— Обычное занятие. Все как всегда, — сказал Джезми, поправляя съехавшие на нос очки.
— Тебе не нравится, как Балатц играет на скрипке?
— Не очень.
— А мне — очень. Особенно когда он играет в сопровождении фортепиано. По-моему, он мог бы стать великим музыкантом!
— Я мог бы не хуже сыграть с вами дуэтом! — сказал Джезми. Когда он начинал особенно сильно нервничать или волноваться, у него часто проскакивало это «вы» вместо «ты». — Мы могли бы сыграть Крейцерову сонату. Вы читали роман, который так называется?
Айше почувствовала какой-то неопределенный страх и раздражение.
— Нет, не читала.
В таких случаях Джезми обычно не упускал случая сказать что-нибудь язвительное насчет того, что Айше не читает романы, но на этот раз промолчал. Некоторое время шли молча.
— Кстати, что вы думаете о Хатайском вопросе? — спросил, наконец, Джезми.
— Ничего.
— Но должно же у тебя быть какое-то мнение!
Айше ничего не ответила. Мимо проехал автобус, подняв облако пыли; из окна автобуса на них внимательно посмотрела женщина в платке. Интересно, подумала Айше, что она увидела и о чем подумала. «Вот идет некрасивая молодая девушка и рядом с ней симпатичный молодой человек со странной коробкой в руках!» Думать об этом было неприятно.

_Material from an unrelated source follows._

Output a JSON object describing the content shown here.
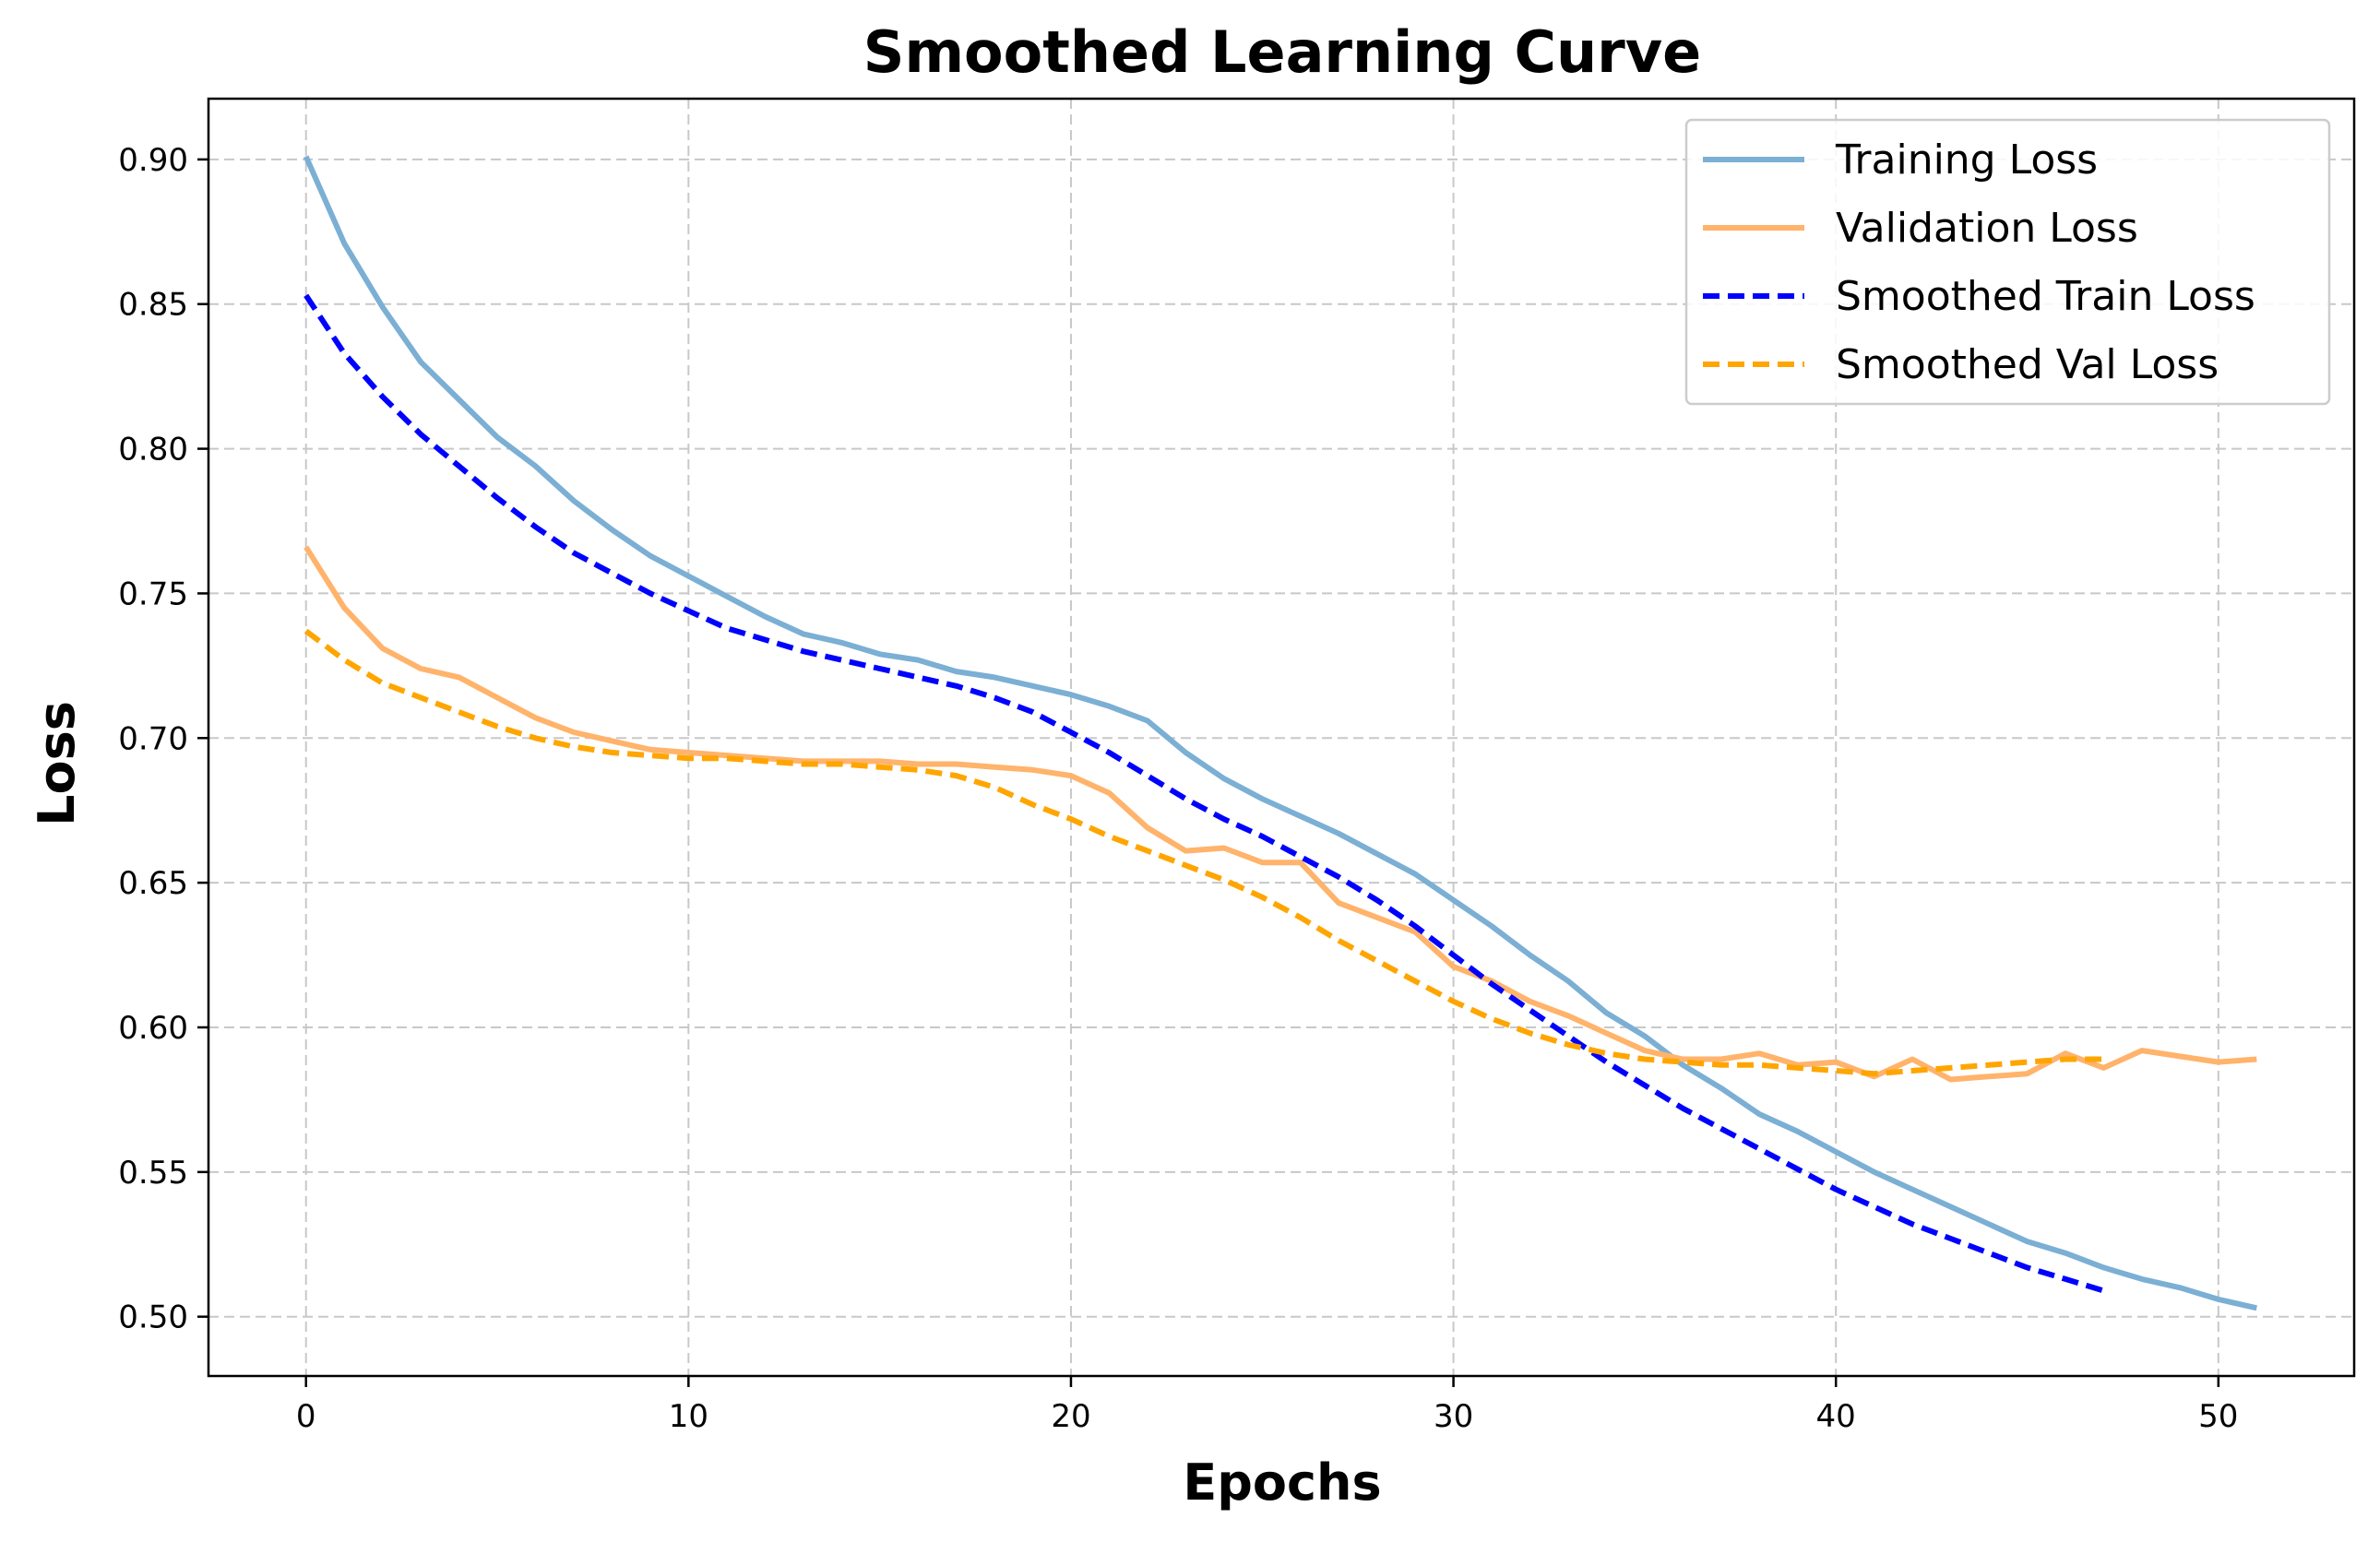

— Ты так и не сказала, что будешь делать летом.
— Брат и мама хотят отправить меня в Швейцарию.
— Ты этого хочешь?
— Не знаю!
Джезми, как всегда, начал подробно расспрашивать: что думает по этому поводу старший брат, какие цели преследует мама, зачем именно ее хотят отправить в Швейцарию, что об этом говорят в доме, о чем вообще говорят в доме, нет ли вестей от брата Рефика? Айше отвечала неохотно и коротко. Единственное, что ее раздражало в этом мальчике, так это его всегдашнее любопытство ко всему, что происходит в семье Ышыкчи. Ответы Айше он выслушивал с напряженным вниманием, иногда неприязненно хмыкал, а порой и вздыхал, словно думал о каком-то недостижимом рае; потом начинал высказывать свои мысли и критические замечания по поводу услышанного. Высказывался он всегда с одной из двух позиций: или говорил, что домашние Айше в семейной жизни ведут себя так, как никогда не стали бы вести себя цивилизованные люди, живущие в цивилизованных странах, или же принимался объяснять, как не похожа жизнь ее семьи и других богачей на жизнь большинства турецкого народа. Потом Айше начинала уверять Джезми, что и ее покойный отец, и братья, и даже мама, в сущности, очень хорошие люди.
Сказала она это и сейчас, когда они уже подходили к казармам военной академии. Джезми привычно возразил:
— Я вовсе не говорю, что они плохие люди! Мне просто интересно, почему они такие. Я не могу понять, почему они не хотят жить более разумно и логично, более цивилизованно. У нас в Трабзоне есть такой Хаджи Ильяс-эфенди, богатый торговец. Известен своей приверженностью религии, но при этом занимается ростовщичеством. Да, дает деньги в долг под высокие проценты! Я могу понять, почему он настроен против реформ. Но ваша семья? Нет, я, конечно, не говорю, что они против реформ, я знаю, что они одобряют перемены в нашей стране, знаю, что они думают. Но я вижу, что они все-таки относятся к этим переменам как-то настороженно… Или без должного энтузиазма! А мне кажется, что городские богачи, то есть такие, которые знают, что такое Европа, иными словами, хорошие богачи, — должны принимать реформы всем сердцем. Но энтузиазма в них не видно. А темный, неграмотный народ ничего не понимает. Но в таком случае, Айше, кто будет двигать реформы дальше, кто? Неужели эта задача так и будет лежать только на плечах служащих вроде моего бедного отца, над которым в Трабзоне все потешаются? Или вроде меня, над которым в общежитии смеются, потому что я люблю музыку и разгуливаю с этим смешным футляром в руках? К тому же служащие тоже пытаются подражать богачам, хотят быть похожими на них.